Overblog
Editer l'article Suivre ce blog Administration + Créer mon blog

Adresse : ATF, 5 rue Louis Blanc, 75010 Paris 

Tél. : 01.45.96.04.06, 

Fax. : 01.45.96.03.97,

Recherche

Articles Récents

Liens

27 janvier 2021 3 27 /01 /janvier /2021 12:03

Soutien au mouvement de la jeunesse tunisienne pour le Travail, la Liberté

et la Dignité sociale

 

Depuis le 14/01/2021 10ième anniversaire de la Révolution tunisienne, ce mouvement auquel participent des pans entiers de la jeunesse tunisienne qui ont repris le chemin de la lutte pour exiger des réponses concrètes aux objectifs de la révolution et des slogans élevés par les acteurs de cette Révolution à savoir :

«Travail, Liberté, Dignité»

L’exercice effectif de la volonté populaire, de la démocratie et de travailler et vivre dans la patrie,

L’accès à la citoyenneté pleine et entière et le respect des droits fondamentaux et individuels,  

 

Après la fuite de Ben Ali en janvier 2011 jusqu’à nos jours, les conditions économiques et sociales désastreuses ont continué à se dégrader, la corruption s’est généralisée, la   marginalisation des régions déshéritées et le chômage des jeunes se sont accentués. Durant la décennie ont aussi émergé des acteurs politiques véreux et mafieux et qui ont investi les instances du pouvoir et des nouveaux acteurs du pillage de la Tunisie. Avant la Révolution, c’était la famille de Ben Ali, maintenant, ce sont les familles d’Ennahdha, ses complices, les organisations politiques, associatives et les affairistes anciens et nouveaux, ainsi que les contrebandiers alliés des terroristes qui se sont enrichis.

 

Devant l’agitation des partis et organisations politiques au pouvoir depuis dix ans, incapables de tenir les promesses d’égalité, de probité et de dignité de la révolution, la perte de confiance et la défiance à l’égard de l’État et dans les « institutions représentatives », se sont installées et la révolte des jeunes n’est que légitime et nécessaire.

Pendant toute cette période, Ennahdha et ses alliés ne se sont attelés qu’à s’enrichir et organiser des razzias systématiques sur les richesses nationales tout en faisant miroiter les mirages pour les jeunes des quartiers périphériques de Tunis, des grandes villes et des régions sinistrées.

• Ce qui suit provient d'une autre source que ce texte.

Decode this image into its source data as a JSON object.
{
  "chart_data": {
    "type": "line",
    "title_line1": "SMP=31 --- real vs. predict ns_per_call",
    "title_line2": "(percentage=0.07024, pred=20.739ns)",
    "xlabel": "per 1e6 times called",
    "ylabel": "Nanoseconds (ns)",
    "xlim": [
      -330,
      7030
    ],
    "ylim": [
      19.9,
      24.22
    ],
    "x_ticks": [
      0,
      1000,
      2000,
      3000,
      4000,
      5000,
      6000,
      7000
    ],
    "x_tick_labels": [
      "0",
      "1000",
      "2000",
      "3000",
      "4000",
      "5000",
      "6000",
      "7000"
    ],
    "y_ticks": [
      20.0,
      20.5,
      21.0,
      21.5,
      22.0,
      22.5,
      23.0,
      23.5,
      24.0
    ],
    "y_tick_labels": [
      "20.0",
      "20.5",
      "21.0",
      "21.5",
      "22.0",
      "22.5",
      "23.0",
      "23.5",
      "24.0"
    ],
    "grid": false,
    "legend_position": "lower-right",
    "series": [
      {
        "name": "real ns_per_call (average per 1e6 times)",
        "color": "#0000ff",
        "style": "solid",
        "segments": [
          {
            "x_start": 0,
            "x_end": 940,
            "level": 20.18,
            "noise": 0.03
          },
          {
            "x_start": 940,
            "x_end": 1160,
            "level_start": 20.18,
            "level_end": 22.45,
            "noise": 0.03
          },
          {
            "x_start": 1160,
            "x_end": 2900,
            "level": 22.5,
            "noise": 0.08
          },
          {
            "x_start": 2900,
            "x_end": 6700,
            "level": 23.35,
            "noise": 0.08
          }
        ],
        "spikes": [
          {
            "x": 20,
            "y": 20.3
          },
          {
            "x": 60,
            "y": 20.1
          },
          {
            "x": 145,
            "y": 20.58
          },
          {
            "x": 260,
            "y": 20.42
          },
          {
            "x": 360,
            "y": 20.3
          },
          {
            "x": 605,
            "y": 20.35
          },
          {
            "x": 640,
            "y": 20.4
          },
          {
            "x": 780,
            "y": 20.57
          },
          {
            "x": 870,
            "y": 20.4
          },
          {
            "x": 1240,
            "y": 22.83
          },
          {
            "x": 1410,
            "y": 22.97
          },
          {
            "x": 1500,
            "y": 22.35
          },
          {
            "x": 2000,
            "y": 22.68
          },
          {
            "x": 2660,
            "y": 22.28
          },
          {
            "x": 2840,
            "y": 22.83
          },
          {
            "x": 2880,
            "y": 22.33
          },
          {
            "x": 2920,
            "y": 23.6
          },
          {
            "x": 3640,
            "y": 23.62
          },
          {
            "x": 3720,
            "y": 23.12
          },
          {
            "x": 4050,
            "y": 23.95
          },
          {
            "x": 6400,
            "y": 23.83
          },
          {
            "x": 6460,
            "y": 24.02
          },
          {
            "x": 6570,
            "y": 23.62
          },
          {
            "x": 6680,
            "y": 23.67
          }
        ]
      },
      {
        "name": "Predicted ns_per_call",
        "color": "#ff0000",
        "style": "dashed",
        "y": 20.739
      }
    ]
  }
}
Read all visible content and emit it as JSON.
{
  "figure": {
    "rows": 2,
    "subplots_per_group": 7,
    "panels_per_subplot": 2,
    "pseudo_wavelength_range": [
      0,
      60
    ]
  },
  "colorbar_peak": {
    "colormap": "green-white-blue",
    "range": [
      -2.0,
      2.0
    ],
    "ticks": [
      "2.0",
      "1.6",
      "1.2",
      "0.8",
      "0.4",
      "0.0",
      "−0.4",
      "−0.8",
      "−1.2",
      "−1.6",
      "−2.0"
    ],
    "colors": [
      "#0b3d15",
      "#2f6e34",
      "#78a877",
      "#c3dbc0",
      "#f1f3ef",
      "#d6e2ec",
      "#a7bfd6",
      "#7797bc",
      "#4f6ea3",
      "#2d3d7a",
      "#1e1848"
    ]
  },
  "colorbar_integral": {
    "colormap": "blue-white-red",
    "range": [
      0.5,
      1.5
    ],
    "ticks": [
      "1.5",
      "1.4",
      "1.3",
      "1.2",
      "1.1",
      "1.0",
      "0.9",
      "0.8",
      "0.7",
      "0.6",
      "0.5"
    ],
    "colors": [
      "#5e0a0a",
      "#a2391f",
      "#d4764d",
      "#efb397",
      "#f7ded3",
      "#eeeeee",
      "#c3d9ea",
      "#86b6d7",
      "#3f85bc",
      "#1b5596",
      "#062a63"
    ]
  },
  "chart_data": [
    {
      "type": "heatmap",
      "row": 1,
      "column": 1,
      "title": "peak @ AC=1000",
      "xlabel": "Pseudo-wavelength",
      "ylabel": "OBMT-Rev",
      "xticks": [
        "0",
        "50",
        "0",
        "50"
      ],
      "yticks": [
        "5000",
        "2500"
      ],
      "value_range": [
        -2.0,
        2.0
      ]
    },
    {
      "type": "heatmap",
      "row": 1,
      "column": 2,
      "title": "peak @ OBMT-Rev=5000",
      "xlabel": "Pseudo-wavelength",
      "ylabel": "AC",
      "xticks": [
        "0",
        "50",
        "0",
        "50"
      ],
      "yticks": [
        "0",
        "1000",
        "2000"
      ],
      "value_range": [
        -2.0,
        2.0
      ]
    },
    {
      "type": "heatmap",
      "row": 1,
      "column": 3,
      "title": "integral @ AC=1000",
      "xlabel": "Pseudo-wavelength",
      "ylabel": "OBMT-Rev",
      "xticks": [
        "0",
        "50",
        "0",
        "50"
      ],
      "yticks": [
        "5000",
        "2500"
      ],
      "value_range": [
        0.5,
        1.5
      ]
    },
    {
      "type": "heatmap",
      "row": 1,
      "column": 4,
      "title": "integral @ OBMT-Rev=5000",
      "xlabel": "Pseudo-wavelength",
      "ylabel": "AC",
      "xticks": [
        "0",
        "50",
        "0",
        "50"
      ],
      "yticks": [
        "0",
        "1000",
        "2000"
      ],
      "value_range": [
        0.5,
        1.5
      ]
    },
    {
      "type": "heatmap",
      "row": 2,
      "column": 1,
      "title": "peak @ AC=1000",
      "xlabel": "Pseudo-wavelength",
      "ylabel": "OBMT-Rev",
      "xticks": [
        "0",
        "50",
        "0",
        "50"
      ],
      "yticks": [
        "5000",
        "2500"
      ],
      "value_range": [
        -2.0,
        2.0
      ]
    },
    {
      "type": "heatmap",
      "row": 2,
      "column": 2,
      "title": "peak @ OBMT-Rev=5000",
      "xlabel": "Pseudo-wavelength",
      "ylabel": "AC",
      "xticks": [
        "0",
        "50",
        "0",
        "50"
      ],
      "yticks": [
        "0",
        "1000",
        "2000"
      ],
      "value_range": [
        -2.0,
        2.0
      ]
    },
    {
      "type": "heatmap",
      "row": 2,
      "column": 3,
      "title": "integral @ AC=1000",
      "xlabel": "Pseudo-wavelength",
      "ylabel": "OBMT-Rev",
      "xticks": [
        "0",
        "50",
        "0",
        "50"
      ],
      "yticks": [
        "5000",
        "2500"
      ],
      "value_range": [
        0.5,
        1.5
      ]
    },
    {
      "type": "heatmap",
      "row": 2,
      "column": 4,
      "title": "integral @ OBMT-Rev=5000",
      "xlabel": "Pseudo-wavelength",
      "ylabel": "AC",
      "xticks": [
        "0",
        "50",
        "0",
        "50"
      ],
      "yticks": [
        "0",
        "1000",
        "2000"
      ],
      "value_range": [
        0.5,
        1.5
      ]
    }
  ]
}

Ils n’ont rien entrepris et rien développé pour réduire la misère qui frappe des milliers de jeunes et leurs familles et sinistrées.

Les chiffres officiels le confirment en 2020, le nombre des chômeurs, avoisine au 3ème trimestre 767,6 mille personnes soit 16,10%, les diplômés de l’enseignement supérieur sont de 31, 2%, le taux de chômage des jeunes, s’élève à 36,1% selon l’institut national de la statistique (ISN).

 

La succession des négociations avec les collectifs régionaux des jeunes et les associations des jeunes chômeurs n’ont abouti à aucun programme concret économique, social de lutte contre la pauvreté et contre l’économie sous-terraine et les barons de la contrebande. 

Les promesses promises ne sont jamais tenues et les négociations deviennent un calmant pour éponger la colère et s’avèrent être une tactique qui n’avait pour objectif que diviser les jeunes, susciter les contradictions voire attiser les rivalités tribales et éparpiller les forces vives de la nation.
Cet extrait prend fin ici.